Paris Saint Germain are not the champions of Europe. If you're a fan of PSG, reading that statement probably feels a little bit like groundhog day. Ever since the club was bought by Qatar Sports Investments in 2011, winning the most prestigious competition in club football has been the team's sole objection. This year was as close as they've ever gotten to that aim. After years of falling short in the quarter-finals, they made it all the way through to the final of the 2020 competition only to be beaten 1-0 by Bayern Munich. The result wasn't a huge surprise. Bayern Munich is probably the best team in the world, as illustrated by their 8-2 domination of Barcelona, and they deserve the famous trophy. For PSG, this might be the right time for a bit of introspection.

Paris Saint Germain

Since their takeover, Paris Saint Germain has won the French football league championship seven years out of the eight that have passed, with Monaco's victory in the 2016-2017 season the sole blemish on their record. They've turned the French league into something akin to the Scottish league or the Italian league, where the same team wins every season, and it's a shock if they don't. They've also arguably driven down quality in that division, as the best players who play for sides other than PSG leave to ply their trade elsewhere in Europe. This lack of competition is why some onlookers unkindly describe Ligue 1 as a farmer’s league, and suggest that it's of vastly inferior quality to the English Premier League, La Liga, or the Bundesliga. It also might be why PSG has struggled to land the Champions League trophy. The weaker the competition at home becomes, the less prepared the team is to face stiffer competition in Europe.
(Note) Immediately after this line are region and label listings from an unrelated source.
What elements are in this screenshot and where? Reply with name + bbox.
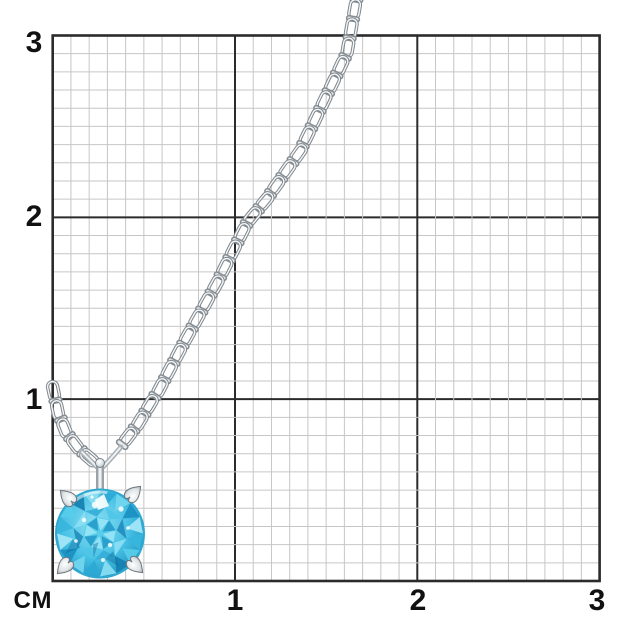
unit-label-cm: СМ (13, 587, 53, 614)
pendant-gemstone (55, 488, 145, 579)
y-axis-tick-2: 2 (25, 200, 43, 233)
y-axis-tick-1: 1 (25, 383, 43, 416)
y-axis-tick-3: 3 (25, 26, 43, 59)
x-axis-tick-3: 3 (588, 584, 606, 617)
x-axis-tick-2: 2 (409, 584, 427, 617)
bail-knob (95, 458, 105, 468)
grid-lines (51, 34, 601, 583)
x-axis-tick-1: 1 (226, 584, 244, 617)
necklace-chain (44, 0, 367, 470)
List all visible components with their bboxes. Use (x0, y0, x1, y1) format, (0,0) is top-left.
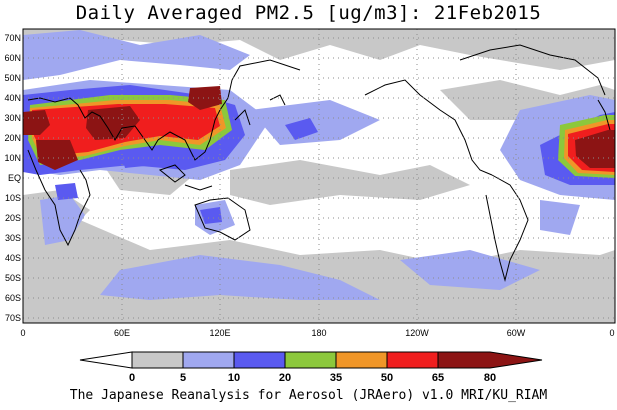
colorbar-label-80: 80 (484, 372, 496, 384)
colorbar-swatch-5 (335, 351, 388, 369)
lat-label-50s: 50S (5, 273, 21, 283)
footer-credit: The Japanese Reanalysis for Aerosol (JRA… (69, 388, 548, 403)
lat-label-30s: 30S (5, 233, 21, 243)
colorbar-label-50: 50 (381, 372, 393, 384)
lat-label-30n: 30N (4, 113, 21, 123)
lon-label-120w: 120W (405, 328, 429, 338)
map-title: Daily Averaged PM2.5 [ug/m3]: 21Feb2015 (75, 2, 542, 24)
lon-label-60w: 60W (507, 328, 526, 338)
lon-label-0-left: 0 (20, 328, 25, 338)
colorbar-swatch-7 (437, 351, 543, 369)
lon-label-180: 180 (311, 328, 326, 338)
colorbar-swatch-6 (386, 351, 439, 369)
lat-label-20n: 20N (4, 133, 21, 143)
colorbar-label-0: 0 (129, 372, 135, 384)
colorbar-swatch-1 (131, 351, 184, 369)
colorbar-label-35: 35 (330, 372, 342, 384)
lon-label-60e: 60E (114, 328, 130, 338)
colorbar-label-10: 10 (228, 372, 240, 384)
colorbar-label-20: 20 (279, 372, 291, 384)
lat-label-eq: EQ (8, 173, 21, 183)
colorbar (79, 351, 543, 369)
lat-label-10s: 10S (5, 193, 21, 203)
lat-label-10n: 10N (4, 153, 21, 163)
lat-label-20s: 20S (5, 213, 21, 223)
colorbar-swatch-2 (182, 351, 235, 369)
colorbar-label-65: 65 (432, 372, 444, 384)
lat-label-70s: 70S (5, 313, 21, 323)
colorbar-swatch-4 (284, 351, 337, 369)
colorbar-swatch-0 (79, 351, 133, 369)
colorbar-swatch-3 (233, 351, 286, 369)
lat-label-50n: 50N (4, 73, 21, 83)
pm25-field (23, 29, 615, 323)
lat-label-60s: 60S (5, 293, 21, 303)
lat-label-40s: 40S (5, 253, 21, 263)
graticule (23, 29, 615, 323)
lat-label-60n: 60N (4, 53, 21, 63)
colorbar-label-5: 5 (180, 372, 186, 384)
lon-label-120e: 120E (209, 328, 230, 338)
lat-label-40n: 40N (4, 93, 21, 103)
lon-label-0-right: 0 (609, 328, 614, 338)
lat-label-70n: 70N (4, 33, 21, 43)
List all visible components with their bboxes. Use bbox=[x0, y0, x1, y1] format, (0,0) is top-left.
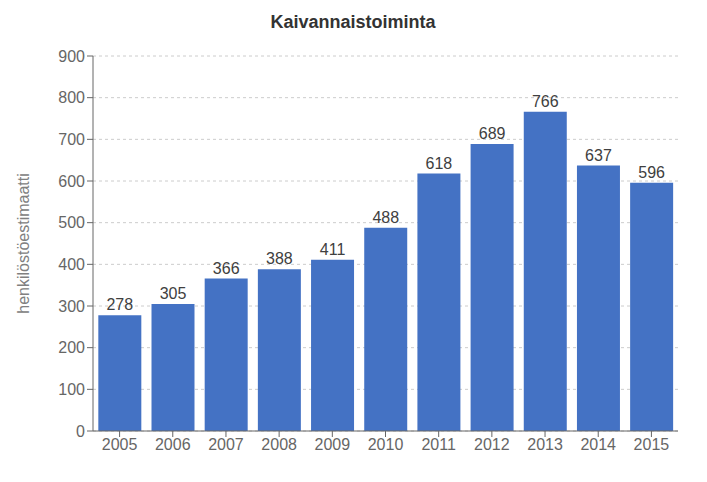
svg-text:2009: 2009 bbox=[315, 436, 351, 453]
svg-text:278: 278 bbox=[106, 296, 133, 313]
html-text:Kaivannaistoiminta: Kaivannaistoiminta bbox=[270, 12, 436, 32]
svg-text:700: 700 bbox=[58, 131, 85, 148]
svg-text:2013: 2013 bbox=[527, 436, 563, 453]
svg-text:900: 900 bbox=[58, 48, 85, 65]
svg-text:2006: 2006 bbox=[155, 436, 191, 453]
svg-text:100: 100 bbox=[58, 381, 85, 398]
svg-text:366: 366 bbox=[213, 260, 240, 277]
svg-text:689: 689 bbox=[479, 125, 506, 142]
svg-text:305: 305 bbox=[160, 285, 187, 302]
svg-text:766: 766 bbox=[532, 93, 559, 110]
svg-text:618: 618 bbox=[426, 155, 453, 172]
svg-text:488: 488 bbox=[372, 209, 399, 226]
svg-text:2005: 2005 bbox=[102, 436, 138, 453]
svg-text:600: 600 bbox=[58, 173, 85, 190]
svg-text:800: 800 bbox=[58, 89, 85, 106]
svg-text:200: 200 bbox=[58, 339, 85, 356]
svg-text:2010: 2010 bbox=[368, 436, 404, 453]
svg-text:400: 400 bbox=[58, 256, 85, 273]
svg-text:2012: 2012 bbox=[474, 436, 510, 453]
svg-text:2014: 2014 bbox=[580, 436, 616, 453]
svg-text:411: 411 bbox=[320, 241, 346, 258]
svg-text:0: 0 bbox=[76, 423, 85, 440]
svg-text:2011: 2011 bbox=[421, 436, 456, 453]
svg-text:500: 500 bbox=[58, 214, 85, 231]
svg-text:596: 596 bbox=[638, 164, 665, 181]
svg-text:300: 300 bbox=[58, 298, 85, 315]
svg-text:637: 637 bbox=[585, 147, 612, 164]
svg-text:388: 388 bbox=[266, 250, 293, 267]
svg-text:2015: 2015 bbox=[634, 436, 670, 453]
svg-text:2008: 2008 bbox=[261, 436, 297, 453]
svg-text:henkilöstöestimaatti: henkilöstöestimaatti bbox=[15, 173, 32, 314]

The owners of PSG must now be asking themselves the same question the Saudi owners of Manchester City are, which is what the point of continuing to pour money in is if the prize is never going to come. Both teams have won as much as they can domestically, but Europe’s top prize continues to elude them. The owners have enormous resources, but find themselves in the position of an online slots player who’s had a good winning run. After a jackpot has been banked, every online slots player has a decision to make. Do they take what they’ve banked and walk away, or do they continue to spend money at their chosen online slots website in the hope that something bigger will eventually come out the other end? Eventually, every gambler’s bankroll is depleted. Eventually, every rich owner bores of spending huge amounts of money and not getting what they want. We’ve seen that happen to an extent with Roman Abramovich at Chelsea. We now may be about to see it with PSG’s Qatari backers.

Aside from the question of whether the owners can bear to spend money on another season of history potentially repeating itself, there's also a question mark over whether the club's best players can be persuaded to stay. Chief among their concerns has to be the question of 21-year-old French superstar Kylian Mbappe, who is seen by many football fans as the next best player in the world after Lionel Messi and Cristiano Ronaldo. He's a World Cup winner with the French national side and has won Ligue 1 four times at age where most of his peers are still at university, but he's never played outside France, and he's unlikely to be viewed as a ‘great' player in the world stage until he does. He may stay for now, but there will come a point where he wants to test himself in a more competitive league or to join a club that gives him better prospects of European honors. Rumors that he could be persuaded to make big money move to Liverpool have never gone away no matter how much he denies them, and he’s known to be an admirer of the club’s German manager Jurgen Klopp. If that carrot is being dangled in his face, how much longer can he resist biting it?

Mbappe’s Brazilian teammate Neymar’s future must also be in question. The world’s most expensive footballer pushed as hard as he could for a move away from Paris at the end of last season, and there’s no reason to think he won’t do so again after the crushing disappointment of another failure to ascend the European summit. Those who are close to him say that he regrets ever leaving Barcelona, and Barcelona would do whatever was in their power to bring him back if the opportunity presented itself. At the age of 28, Neymar’s next move might be the final high-profile one of his career if we assume he’ll stay for two or three years at his next club. A chance to go back to Barcelona as a returning hero in the club’s rebuilding process would be hard to turn down, but there are also suggestions that Real Madrid might be interested in his services. Even Manchester City and Manchester United have been mentioned as possible destinations, although a move to England seems less likely than a return to Spain. A Paris Saint Germain without Mbappe and Neymar would be a lesser team than it is today. Those players would be impossible to replace, and there are no current outstanding candidates to fill the hole that they would leave if they went in search of new opportunities. That would leave PSG as a club with diminished commercial appeal – which would, in turn, leave the club's owners considering their next move again. This season is as close as PSG has ever come to the promised land, and they missed out by the cruelest and narrowest of margins. Sadly for them and their supporters, it might also be the closest they ever get. If one of either Mbappe or Neymar leaves the club, it follows logically that the other will decide it's also time for them to move on. That would leave PSG further away from winning the Champions League than they have been in the past decade, and it would be an appropriate time for the owners to pull the plug. As bad as it might seem right now, in the long run losing the Champions League might not even be the worst thing that happens to PSG this summer. What happens next might be far worse.